Diagnosis and Endotyping
The gold standard for the diagnosis of FA remains the double-blind placebo-controlled food challenge (DBPCFC); however, they are time-intensive with high-risk of severe reaction, necessitating a need for alternative diagnostic techniques (Figure 2). Allergen-specific IgE (sIgE) assays are readily available in clinical settings but have a high rate of false positives as they cannot distinguish true FA from sensitivity without clinical allergy. The ImmunoCAP assay is a fluorescent method which is currently the standard for sIgE quantification. It is sensitive but requires a large amount of blood, which can be problematic when testing young children. A method that has shown to be comparable to ImmoCAP is IMMULITE, a chemiluminescent method.11 Recently, LuLISA, an bioluminescent method which requires 1 μL or less of plasma sample has been published.12 Additionally, a peanut bead-based epitope assay was developed using the LEAP cohort and validated in CoFAR-2 and POISED studies. It uses two sIgE antibodies in sequential fashion to diagnose PA and has demonstrated good sensitivity (92.3%), specificity (94.1%), and accuracy (93.4% concordance with DBPCFC). Although requiring less than 100 µl of plasma/serum and being easily adapted for high-throughput use in clinical labs, gaps in the molecular characterization of non- peanut allergens has limited its use.13
Beyond IgE characterization, the potential of basophil activation tests (BAT) has been increasingly recognized in recent years.14,15 However, the effectiveness of BAT differs significantly between allergens 15,16. Despite variation in sensitivity, BAT has demonstrated high levels of specificity enabling it to complement skin-prick and sIgE tests, which lack specificity but provide considerable sensitivity. Using BAT as a second-round diagnostic test after skin-prick and sIgE pre-screening was shown to reduce the number of required diagnostic OFC by 5-15% for peanut, sesame, and cashew17. The MONAS study found that a single BAT was efficacious in predicting clinical allergy status across peanut (AUROC 0.98), cashew (0.97), hazelnut (0.92), pistachio (0.95), and walnut (0.97), outperforming sIgE testing for peanut and hazelnut in a sub-analysis of sensitized patients undergoing OFC15. In addition to a potential role in the diagnosis of FA, BAT may also predict response to OIT.18 The POISED study found that patients who failed DBPCFCs after a period of desensitization followed by peanut avoidance had higher %CD63high basophils upon peanut stimulation and had significantly higher Ara h 1, Ara h 2, Ara h 3, and sIgE/total IgE than those who passed DBPCFCs19. Classification of patients into “non/low”, “intermediate”, or “high” basophil responders at baseline was additionally able to predict success of DBPCFCs following treatment.
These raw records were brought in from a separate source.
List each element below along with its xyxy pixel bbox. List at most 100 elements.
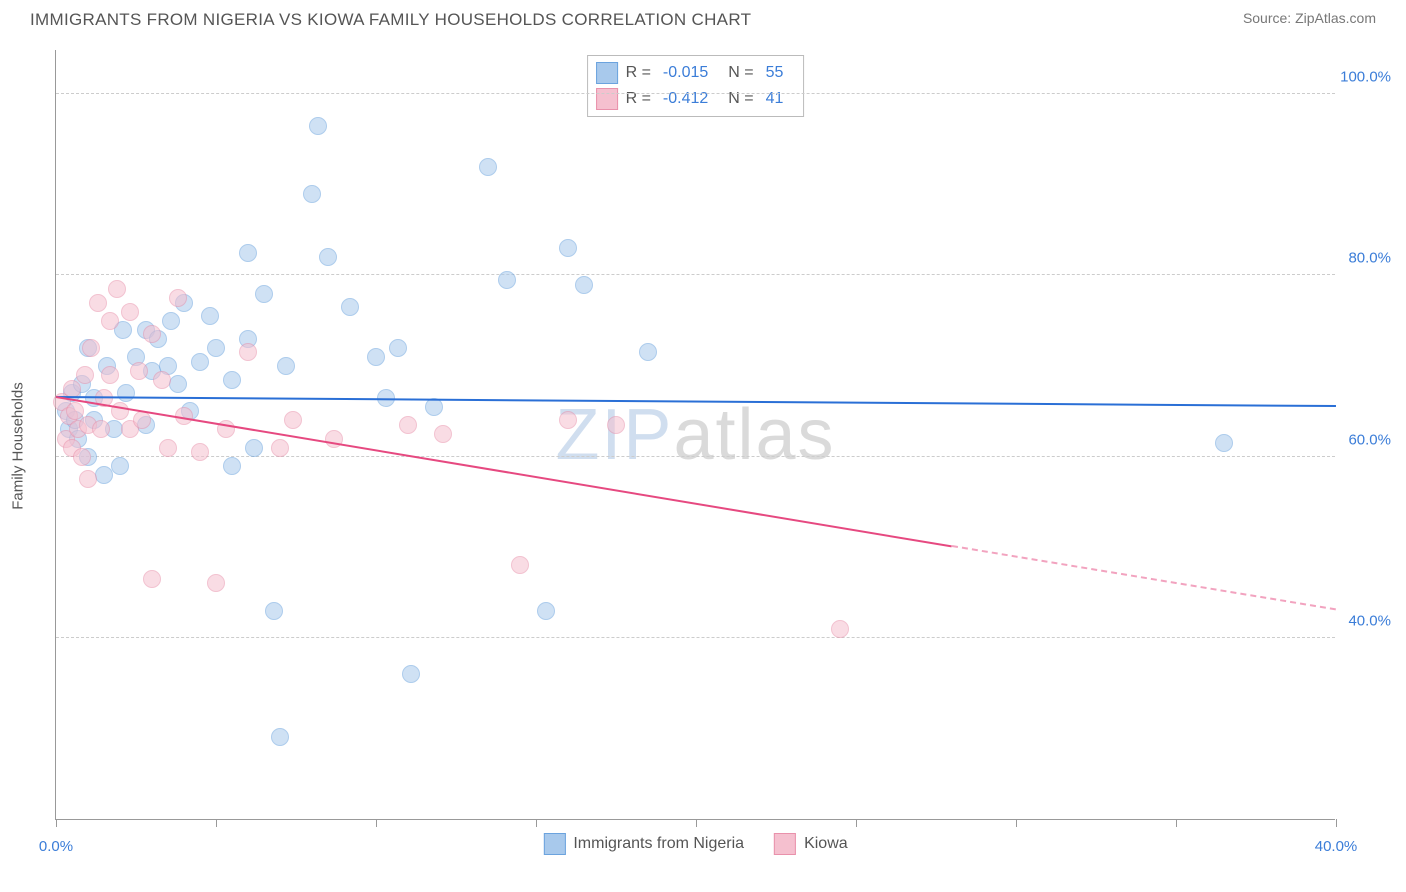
watermark-atlas: atlas [673,395,835,475]
chart-header: IMMIGRANTS FROM NIGERIA VS KIOWA FAMILY … [0,0,1406,35]
legend-swatch [596,62,618,84]
scatter-point [121,303,139,321]
scatter-point [207,339,225,357]
scatter-point [153,371,171,389]
scatter-point [341,298,359,316]
legend-n-value: 55 [766,64,784,82]
scatter-point [79,470,97,488]
x-tick-label: 0.0% [39,838,73,855]
legend-swatch [596,88,618,110]
scatter-point [95,466,113,484]
x-tick [1016,819,1017,827]
chart-plot-area: ZIPatlas R =-0.015N =55R =-0.412N =41 Im… [55,50,1335,820]
trend-line [952,545,1336,610]
legend-series: Immigrants from Nigeria Kiowa [543,833,847,855]
x-tick [1176,819,1177,827]
scatter-point [255,285,273,303]
scatter-point [169,289,187,307]
x-tick [536,819,537,827]
scatter-point [73,448,91,466]
legend-correlation-row: R = -0.015 N = 55 [596,60,796,86]
chart-source: Source: ZipAtlas.com [1243,10,1376,26]
x-tick [56,819,57,827]
scatter-point [239,244,257,262]
scatter-point [402,665,420,683]
scatter-point [303,185,321,203]
scatter-point [76,366,94,384]
scatter-point [277,357,295,375]
scatter-point [271,439,289,457]
scatter-point [389,339,407,357]
scatter-point [101,312,119,330]
scatter-point [831,620,849,638]
scatter-point [271,728,289,746]
legend-swatch [543,833,565,855]
scatter-point [537,602,555,620]
scatter-point [284,411,302,429]
scatter-point [559,411,577,429]
scatter-point [319,248,337,266]
scatter-point [575,276,593,294]
gridline [56,93,1335,94]
scatter-point [223,457,241,475]
scatter-point [223,371,241,389]
y-axis-label: Family Households [10,382,27,510]
x-tick-label: 40.0% [1315,838,1358,855]
watermark-zip: ZIP [555,395,673,475]
y-tick-label: 100.0% [1340,69,1391,86]
scatter-point [82,339,100,357]
scatter-point [130,362,148,380]
scatter-point [607,416,625,434]
scatter-point [367,348,385,366]
scatter-point [143,325,161,343]
scatter-point [191,443,209,461]
y-tick-label: 80.0% [1348,250,1391,267]
gridline [56,456,1335,457]
scatter-point [639,343,657,361]
y-tick-label: 40.0% [1348,612,1391,629]
scatter-point [309,117,327,135]
scatter-point [434,425,452,443]
scatter-point [479,158,497,176]
scatter-point [108,280,126,298]
scatter-point [111,457,129,475]
y-tick-label: 60.0% [1348,431,1391,448]
legend-correlation-row: R =-0.412N =41 [596,86,796,112]
trend-line [56,396,1336,407]
scatter-point [117,384,135,402]
scatter-point [89,294,107,312]
scatter-point [191,353,209,371]
legend-series-label: Kiowa [804,835,848,853]
scatter-point [162,312,180,330]
legend-series-item: Immigrants from Nigeria [543,833,744,855]
legend-n-label: N = [728,64,753,82]
scatter-point [239,343,257,361]
legend-correlation: R = -0.015 N = 55 R =-0.412N =41 [587,55,805,117]
legend-series-label: Immigrants from Nigeria [573,835,744,853]
scatter-point [245,439,263,457]
legend-r-value: -0.015 [663,64,708,82]
scatter-point [399,416,417,434]
x-tick [856,819,857,827]
scatter-point [511,556,529,574]
scatter-point [265,602,283,620]
scatter-point [63,380,81,398]
legend-swatch [774,833,796,855]
scatter-point [498,271,516,289]
scatter-point [559,239,577,257]
x-tick [376,819,377,827]
legend-r-label: R = [626,64,651,82]
scatter-point [92,420,110,438]
legend-series-item: Kiowa [774,833,848,855]
x-tick [216,819,217,827]
scatter-point [207,574,225,592]
x-tick [696,819,697,827]
watermark: ZIPatlas [555,394,835,476]
scatter-point [133,411,151,429]
scatter-point [101,366,119,384]
scatter-point [1215,434,1233,452]
trend-line [56,396,952,547]
scatter-point [159,439,177,457]
gridline [56,637,1335,638]
scatter-point [169,375,187,393]
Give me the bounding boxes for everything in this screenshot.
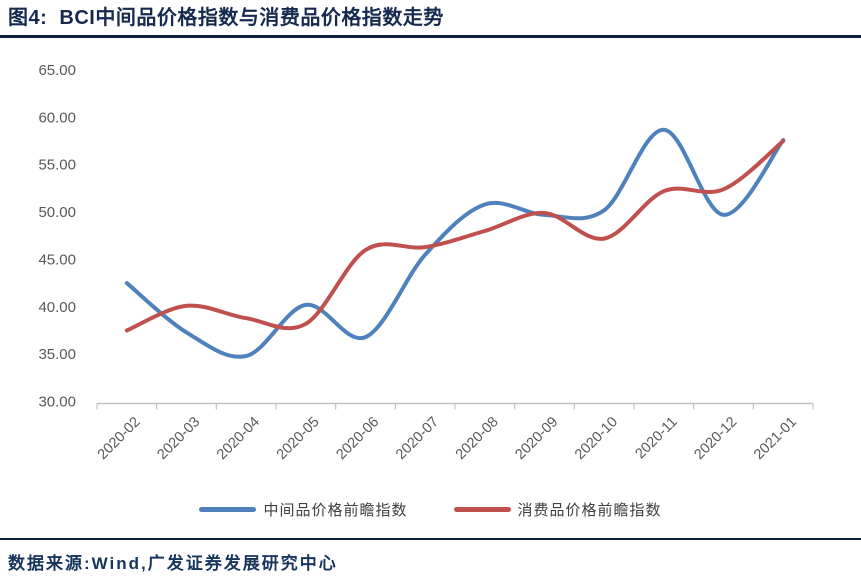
x-axis-tick-label: 2020-03 <box>154 414 203 463</box>
y-axis-tick-label: 50.00 <box>38 204 76 221</box>
legend-line-swatch <box>199 507 257 512</box>
x-axis-tick-label: 2020-09 <box>512 414 561 463</box>
y-axis-tick-label: 30.00 <box>38 394 76 411</box>
legend-item-0: 中间品价格前瞻指数 <box>199 499 407 520</box>
figure-header: 图4: BCI中间品价格指数与消费品价格指数走势 <box>0 0 861 38</box>
legend-label: 中间品价格前瞻指数 <box>263 502 408 519</box>
y-axis-tick-label: 35.00 <box>38 346 76 363</box>
legend-label: 消费品价格前瞻指数 <box>517 502 662 519</box>
x-axis-tick-label: 2020-12 <box>691 414 740 463</box>
y-axis-tick-label: 40.00 <box>38 299 76 316</box>
data-source-note: 数据来源:Wind,广发证券发展研究中心 <box>8 554 338 573</box>
x-axis-tick-label: 2020-02 <box>95 414 144 463</box>
x-axis-tick-label: 2020-07 <box>393 414 442 463</box>
legend-item-1: 消费品价格前瞻指数 <box>453 499 662 520</box>
series-line-1 <box>124 139 786 333</box>
series-line-0 <box>124 127 786 359</box>
x-axis-tick-label: 2020-06 <box>333 414 382 463</box>
chart-legend: 中间品价格前瞻指数 消费品价格前瞻指数 <box>0 499 861 520</box>
x-axis-tick-label: 2020-04 <box>214 414 263 463</box>
y-axis-tick-label: 65.00 <box>38 62 76 79</box>
figure-title: 图4: BCI中间品价格指数与消费品价格指数走势 <box>8 7 444 29</box>
chart-area: 30.00 35.00 40.00 45.00 50.00 55.00 60.00 65.00… <box>38 62 814 463</box>
x-axis-tick-label: 2020-05 <box>274 414 323 463</box>
price-index-line-chart: 30.00 35.00 40.00 45.00 50.00 55.00 60.00 65.00… <box>38 62 814 463</box>
x-axis-tick-label: 2020-10 <box>572 414 621 463</box>
legend-line-swatch <box>453 507 511 512</box>
y-axis-tick-label: 60.00 <box>38 109 76 126</box>
x-axis-tick-label: 2020-08 <box>453 414 502 463</box>
figure-footer: 数据来源:Wind,广发证券发展研究中心 <box>0 538 861 574</box>
x-axis-tick-label: 2020-11 <box>632 414 680 462</box>
y-axis-tick-label: 55.00 <box>38 157 76 174</box>
y-axis-tick-label: 45.00 <box>38 251 76 268</box>
x-axis-tick-label: 2021-01 <box>751 414 800 463</box>
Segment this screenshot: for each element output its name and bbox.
Sustained unresponsiveness (SU) to peanut was observed in patients with low basophil activation at baseline and those with a greater than 80% reduction in peanut-induced basophil activation after OIT20, supporting the utility of BAT in predicting and monitoring response to OIT. These new technologies including others using novel gating strategies with optimization of storage and automation of measurements and analysis may enable routine high throughput analysis in the future.21
Mast cell activation tests (MAT) is another in vitro diagnostic test, similar to BAT. The BAT uses whole blood whereas the MAT uses plasma or serum to sensitize mast cells. Expression of activation markers are measured on stimulation with allergen. The MAT has similar specificity in the diagnosis of PA but lower sensitivity.22Ongoing research and novel biomarkers in addition to IgE and basophil/mast activation biomarkers for diagnosis of FA are being developed.23-26
In addition to the inherent risks associated with DBPCFCs, there exists considerable variation across trial design, providers, and academic sites making DBPCFCs challenging to standardize. Several groups, including DeFASe27, Dribin et al.28, and CoFAR29,30, and others31 are attempting to more uniformly approach the characterization of reactions during food challenges through standardized grading scales for FA-related adverse events (AEs). As there is wide variability of AE severity, there is also the push to understand and develop tools for prediction of patient-specific response to DBPCFC32-35. These tools can assist in diagnostic and treatment strategies in those at risk for the most severe reactions.